En 1954 parut l’unique recueil de poèmes de Mikkjal á Ryggi, divisé, de façon assez appropriée, selon les saisons.

Mikkjal lui-même demeura autonomiste et actif en politique. Il occupa le poste de maire de son village natal Miðvágur de 1915 à 1919 et siégea au parlement, le Lagting, pendant la période de 1924 à 28. Il fit également partie du conseil de l’association des enseignants féroïens de 1927 à 1934, dont les 5 dernières années en tant que président.

L’auteur de manuels scolaires

En 1920 Mikkjal á Ryggi fut engagé comme enseignant dans les villages de Bøur et Gásadalur, une position qu’il occupa pendant 25 ans. C’est là qu’il rencontra Bina Joensen qu’il épousa, et ils s’installèrent à Gásadalur.

Mikkjal á Ryggi était un défenseur du féroïen comme langue d’enseignement à l’oral comme à l’écrit. Il n’existait cependant que peu de manuels scolaires dans la langue maternelle, et il se chargea donc d’en écrire. En 1926 fut publié son manuel de géographie « Landalæra I », qu’il rédigea avec A. Thomsen. En 1935 parut son premier manuel de biologie « Dýralæra I, Súgdjór ».

En 1940, Mikkjal á Ryggi publia une œuvre d’histoire locale, « Miðvinga søga » qui retrace l’histoire de son village natal depuis le Moyen-Âge. De façon générale il était un écrivain actif qui, en plus des poèmes, écrivit des nouvelles et traduisit quelques sagas de l’islandais ancien en féroïen.

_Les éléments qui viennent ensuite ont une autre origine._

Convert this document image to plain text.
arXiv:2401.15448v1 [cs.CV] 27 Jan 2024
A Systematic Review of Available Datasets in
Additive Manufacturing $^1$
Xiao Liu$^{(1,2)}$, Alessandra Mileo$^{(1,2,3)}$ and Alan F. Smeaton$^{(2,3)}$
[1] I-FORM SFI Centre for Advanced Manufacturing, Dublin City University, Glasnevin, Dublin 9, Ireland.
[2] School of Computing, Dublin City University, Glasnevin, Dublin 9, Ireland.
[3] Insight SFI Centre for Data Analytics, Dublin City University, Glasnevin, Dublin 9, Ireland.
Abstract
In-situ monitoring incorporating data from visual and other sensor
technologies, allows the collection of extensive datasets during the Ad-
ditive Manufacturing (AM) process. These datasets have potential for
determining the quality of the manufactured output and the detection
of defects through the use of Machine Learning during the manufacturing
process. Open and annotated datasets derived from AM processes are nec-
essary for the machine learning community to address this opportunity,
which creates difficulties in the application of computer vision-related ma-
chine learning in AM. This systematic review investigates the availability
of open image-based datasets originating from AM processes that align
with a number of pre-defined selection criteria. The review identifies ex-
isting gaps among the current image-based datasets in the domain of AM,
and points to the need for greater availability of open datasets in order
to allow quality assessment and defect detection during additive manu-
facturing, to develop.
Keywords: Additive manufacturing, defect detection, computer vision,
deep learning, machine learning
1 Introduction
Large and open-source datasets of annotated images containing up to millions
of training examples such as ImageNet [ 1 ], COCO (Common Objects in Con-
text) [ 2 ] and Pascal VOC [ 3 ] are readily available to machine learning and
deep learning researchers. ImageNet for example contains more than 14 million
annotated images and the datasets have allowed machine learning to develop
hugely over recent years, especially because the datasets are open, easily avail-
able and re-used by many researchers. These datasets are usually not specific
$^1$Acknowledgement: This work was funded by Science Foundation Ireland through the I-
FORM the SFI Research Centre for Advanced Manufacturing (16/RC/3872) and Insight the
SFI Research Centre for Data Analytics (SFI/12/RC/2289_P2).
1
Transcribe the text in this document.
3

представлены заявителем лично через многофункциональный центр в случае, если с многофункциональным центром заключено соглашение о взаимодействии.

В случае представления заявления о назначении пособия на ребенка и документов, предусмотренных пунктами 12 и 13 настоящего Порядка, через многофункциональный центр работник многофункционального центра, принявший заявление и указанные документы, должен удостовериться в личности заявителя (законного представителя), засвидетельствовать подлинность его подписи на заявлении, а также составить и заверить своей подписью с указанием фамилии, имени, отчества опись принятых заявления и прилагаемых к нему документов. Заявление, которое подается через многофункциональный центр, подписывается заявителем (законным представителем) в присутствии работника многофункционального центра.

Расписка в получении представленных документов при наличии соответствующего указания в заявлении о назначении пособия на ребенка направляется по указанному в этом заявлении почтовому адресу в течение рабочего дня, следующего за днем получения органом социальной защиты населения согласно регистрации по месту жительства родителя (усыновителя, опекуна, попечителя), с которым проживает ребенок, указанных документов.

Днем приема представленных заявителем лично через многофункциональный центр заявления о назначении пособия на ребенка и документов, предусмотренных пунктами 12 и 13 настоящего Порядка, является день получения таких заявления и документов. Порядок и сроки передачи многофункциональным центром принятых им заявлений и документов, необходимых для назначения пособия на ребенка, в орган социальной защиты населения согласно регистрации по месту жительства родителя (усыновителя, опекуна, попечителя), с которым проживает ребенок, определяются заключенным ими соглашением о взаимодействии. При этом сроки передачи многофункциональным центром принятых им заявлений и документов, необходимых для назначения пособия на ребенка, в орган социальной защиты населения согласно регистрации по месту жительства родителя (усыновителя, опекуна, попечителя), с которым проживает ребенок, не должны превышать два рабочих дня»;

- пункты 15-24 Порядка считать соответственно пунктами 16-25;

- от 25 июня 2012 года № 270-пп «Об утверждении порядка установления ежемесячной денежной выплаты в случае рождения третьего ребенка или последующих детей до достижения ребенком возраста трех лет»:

En 1951 parut son second manuel de biologie, « Dýralæra II, Fuglar », cette fois-ci sur les oiseaux des Îles Féroé. Mikkjal rassemblait depuis longtemps la matière pour ce livre, il avait lui-même peint plusieurs des illustrations hautes en couleur, et il décrivait chaque oiseau dans un style quasi-anecdotique, pour que les enfants et les adultes puissent facilement se familiariser avec la faune aviaire des Îles Féroé. Le livre fut cependant une grosse déception pour Mikkjal, car pour des raisons d’économie, la plupart des illustrations parurent en noir et blanc, et tellement petites que les détails en furent perdus.

L’image de droite de la planche montre Mikkjal en train de peindre les illustrations du manuel sur les oiseaux.

Le compositeur de psaumes

En 1945, Mikkjal á Ryggi pris sa retraite du poste d’enseignant à Bøur et Gásadalur. Mais sa retraite fut tragique, car la même année il attrapa la tuberculose contagieuse et dut passer le reste de ses jours dans le sanatorium de Hoydalar, à côté de Tórshavn. C’est au cours de ce long alitement forcé que Mikkjal á Ryggi composa la plupart de ses psaumes, au total 75 psaumes originaux, ainsi que 40 traductions de psaumes étrangers. On aurait pu s’attendre à ce que son triste destin entraîne une mélancolie et une foi plus sombre, mais ce ne fut pas le cas. Les psaumes de Mikkjal sont dans l’ensemble positifs et lumineux et reflètent une profonde foi traditionnelle, souvent dans un langage imagé relevé par des motifs féroïens.

Mikkjal á Ryggi décéda le 20 octobre 1956 après 11 ans de maladie. Son héritage est une véritable ribambelle de visions de la culture, la nature, le travail et l’histoire des Îles Féroé, depuis l’âge d’or jusqu’au milieu du XXe siècle.